El proceso interno del PRO en Catamarca sumó un nuevo capítulo de tensión tras las denuncias realizadas por un sector del partido que pone en duda la legalidad de la convocatoria a elecciones. En diálogo con La Mañana de El Esquiú (Radio El Esquiú 95.3), el dirigente Facundo Miranda, candidato a presidir el espacio, afirmó que el mecanismo utilizado para avanzar con la renovación de autoridades presenta irregularidades que afectan la transparencia del proceso.
Según explicó, uno de los principales cuestionamientos apunta a la forma en que se convocó a la junta ejecutiva que definió el llamado a elecciones. “Tenemos un proceso que no tiene el aval suficiente para seguir curso”, sostuvo, al señalar que la reunión se realizó sin la participación de autoridades centrales del partido, como el presidente y la secretaria general.
A la par, expuso: “Las elecciones internas estuvieron convocadas para el 10 de mayo, pero la reunión de la junta ejecutiva se hizo el 13 de abril, con lo cual tampoco cumple con lo que dice la Carta Orgánica de que debe haber un llamado previo de 40 días aproximadamente”.
A ese planteo se suma un cuestionamiento puntual sobre la integración de la junta electoral encargada de supervisar los comicios. Miranda señaló que uno de sus integrantes se desempeña como jefe de despacho en la oficina de un diputado provincial del oficialismo catamarqueño, lo que —según sostuvo— compromete la imparcialidad que debería garantizar ese órgano.
Si bien evitó dar a conocer la identidad del funcionario, explicó que la situación ya fue denunciada ante la Justicia y que esperan una definición al respecto.

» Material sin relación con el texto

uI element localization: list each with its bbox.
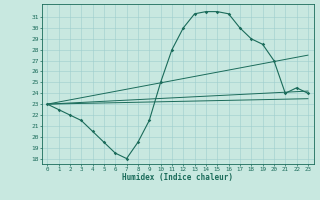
X-axis label: Humidex (Indice chaleur): Humidex (Indice chaleur) (122, 173, 233, 182)
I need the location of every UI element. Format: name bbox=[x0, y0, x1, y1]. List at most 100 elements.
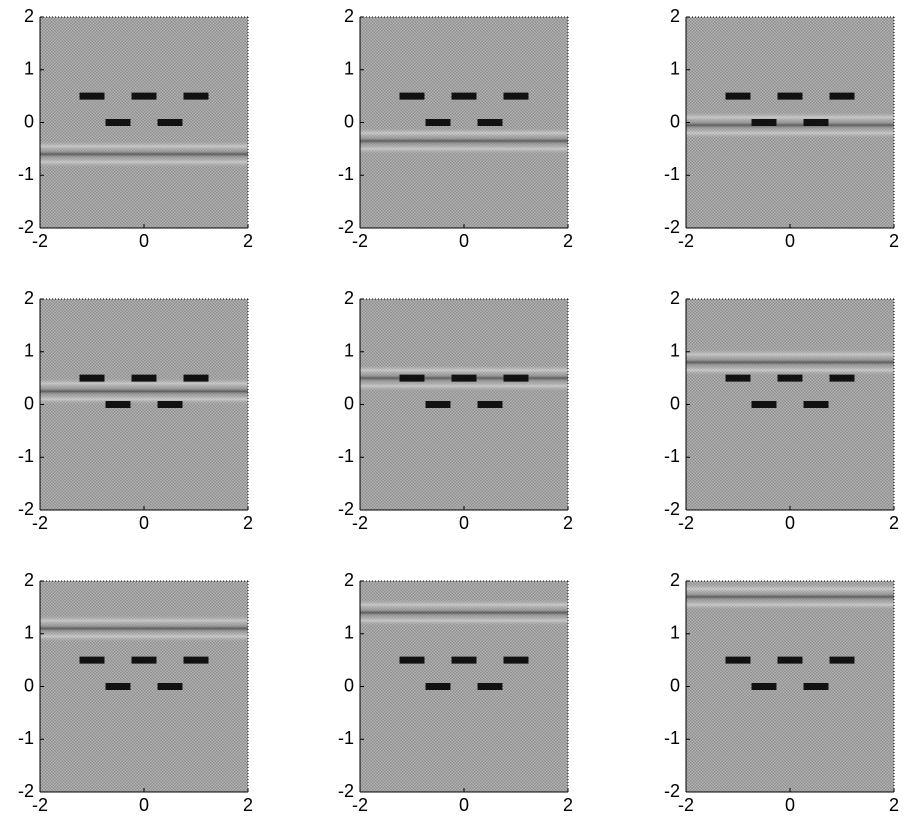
x-tick-label: -2 bbox=[678, 513, 694, 533]
y-tick-label: 0 bbox=[670, 111, 680, 131]
obstacle bbox=[477, 401, 503, 408]
obstacle bbox=[803, 401, 829, 408]
y-tick-label: -2 bbox=[664, 217, 680, 237]
y-tick-label: 2 bbox=[24, 6, 34, 26]
obstacle bbox=[803, 683, 829, 690]
field-background bbox=[686, 581, 894, 792]
x-tick-label: 2 bbox=[889, 795, 899, 815]
obstacle bbox=[503, 374, 529, 382]
obstacle bbox=[503, 92, 529, 100]
y-tick-label: 0 bbox=[24, 111, 34, 131]
obstacle bbox=[157, 401, 183, 408]
x-tick-label: -2 bbox=[352, 513, 368, 533]
obstacle bbox=[777, 656, 803, 664]
obstacle bbox=[183, 656, 209, 664]
obstacle bbox=[79, 656, 105, 664]
obstacle bbox=[425, 683, 451, 690]
y-tick-label: -1 bbox=[338, 446, 354, 466]
y-tick-label: -1 bbox=[664, 728, 680, 748]
obstacle bbox=[451, 656, 477, 664]
field-background bbox=[360, 299, 568, 510]
x-tick-label: 0 bbox=[459, 795, 469, 815]
x-tick-label: 2 bbox=[243, 231, 253, 251]
field-background bbox=[40, 17, 248, 228]
y-tick-label: 0 bbox=[670, 393, 680, 413]
x-tick-label: 2 bbox=[563, 513, 573, 533]
x-tick-label: -2 bbox=[678, 795, 694, 815]
x-tick-label: -2 bbox=[32, 231, 48, 251]
y-tick-label: -1 bbox=[18, 446, 34, 466]
x-tick-label: -2 bbox=[352, 795, 368, 815]
wave-front bbox=[360, 599, 568, 626]
x-tick-label: 2 bbox=[243, 795, 253, 815]
obstacle bbox=[105, 683, 131, 690]
y-tick-label: 2 bbox=[24, 288, 34, 308]
y-tick-label: 1 bbox=[344, 623, 354, 643]
obstacle bbox=[157, 119, 183, 126]
y-tick-label: 2 bbox=[670, 288, 680, 308]
y-tick-label: 1 bbox=[24, 341, 34, 361]
y-tick-label: 2 bbox=[670, 570, 680, 590]
x-tick-label: -2 bbox=[352, 231, 368, 251]
obstacle bbox=[751, 683, 777, 690]
obstacle bbox=[183, 92, 209, 100]
y-tick-label: -1 bbox=[18, 728, 34, 748]
y-tick-label: 2 bbox=[24, 570, 34, 590]
obstacle bbox=[131, 92, 157, 100]
obstacle bbox=[131, 656, 157, 664]
y-tick-label: -1 bbox=[338, 164, 354, 184]
obstacle bbox=[829, 656, 855, 664]
y-tick-label: 1 bbox=[670, 59, 680, 79]
y-tick-label: -2 bbox=[18, 499, 34, 519]
obstacle bbox=[399, 374, 425, 382]
obstacle bbox=[451, 374, 477, 382]
x-tick-label: 0 bbox=[139, 795, 149, 815]
x-tick-label: 0 bbox=[459, 513, 469, 533]
y-tick-label: 1 bbox=[670, 341, 680, 361]
x-tick-label: 2 bbox=[243, 513, 253, 533]
x-tick-label: 0 bbox=[459, 231, 469, 251]
obstacle bbox=[183, 374, 209, 382]
y-tick-label: -1 bbox=[664, 164, 680, 184]
y-tick-label: -2 bbox=[338, 781, 354, 801]
y-tick-label: -2 bbox=[338, 499, 354, 519]
y-tick-label: 2 bbox=[344, 6, 354, 26]
obstacle bbox=[751, 401, 777, 408]
x-tick-label: 0 bbox=[139, 513, 149, 533]
y-tick-label: 1 bbox=[344, 59, 354, 79]
y-tick-label: -2 bbox=[664, 499, 680, 519]
y-tick-label: 2 bbox=[344, 570, 354, 590]
y-tick-label: 1 bbox=[670, 623, 680, 643]
obstacle bbox=[777, 374, 803, 382]
obstacle bbox=[503, 656, 529, 664]
obstacle bbox=[131, 374, 157, 382]
y-tick-label: -2 bbox=[338, 217, 354, 237]
y-tick-label: 0 bbox=[24, 675, 34, 695]
obstacle bbox=[477, 119, 503, 126]
x-tick-label: -2 bbox=[32, 513, 48, 533]
y-tick-label: 2 bbox=[670, 6, 680, 26]
field-background bbox=[40, 581, 248, 792]
obstacle bbox=[829, 92, 855, 100]
obstacle bbox=[105, 119, 131, 126]
x-tick-label: 2 bbox=[889, 513, 899, 533]
wave-front bbox=[40, 140, 248, 168]
x-tick-label: 0 bbox=[785, 795, 795, 815]
obstacle bbox=[751, 119, 777, 126]
x-tick-label: -2 bbox=[678, 231, 694, 251]
wave-front bbox=[686, 349, 894, 376]
y-tick-label: -2 bbox=[18, 781, 34, 801]
obstacle bbox=[105, 401, 131, 408]
obstacle bbox=[725, 656, 751, 664]
y-tick-label: -2 bbox=[18, 217, 34, 237]
y-tick-label: 1 bbox=[24, 623, 34, 643]
obstacle bbox=[399, 656, 425, 664]
x-tick-label: 2 bbox=[563, 231, 573, 251]
x-tick-label: 2 bbox=[889, 231, 899, 251]
y-tick-label: 0 bbox=[344, 393, 354, 413]
obstacle bbox=[803, 119, 829, 126]
y-tick-label: 0 bbox=[24, 393, 34, 413]
wave-front bbox=[686, 111, 894, 139]
field-background bbox=[686, 299, 894, 510]
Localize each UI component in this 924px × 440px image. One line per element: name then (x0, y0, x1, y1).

Para el dirigente, la presencia de una persona con vínculos laborales directos con otro espacio político abre dudas sobre la neutralidad del proceso.
El conflicto escaló cuando, según relató, la convocatoria electoral no incluyó información básica para la presentación de listas: “En los documentos publicados por la junta electoral y la junta ejecutiva no especificó nunca dónde se podía presentar, qué formato se debía presentar, cuál era la dirección en la que se debía presentar”.
Frente a esa situación, el sector que encabeza decidió presentar su lista directamente ante la Justicia para evitar quedar excluido. “Nos vimos obligados a presentar la lista ante la Justicia Electoral para no quedar fuera del proceso”, explicó. Miranda confirmó que ya realizaron presentaciones judiciales y esperan una resolución en los próximos días.
El planteo central es que se deje sin efecto el cronograma vigente y se convoque a una nueva elección con reglas claras y una junta electoral que garantice imparcialidad. En paralelo, el dirigente remarcó que su espacio impulsa una renovación dentro del PRO local, con mayor participación de dirigentes jóvenes y nuevos liderazgos.
También cuestionó la conducción actual del partido, en particular al apoderado Carlos Molina, a quien acusó de intentar retomar el control del espacio pese a haberse distanciado previamente. La definición ahora quedó en manos de la Justicia, que deberá determinar la validez del proceso y el futuro inmediato de la conducción partidaria.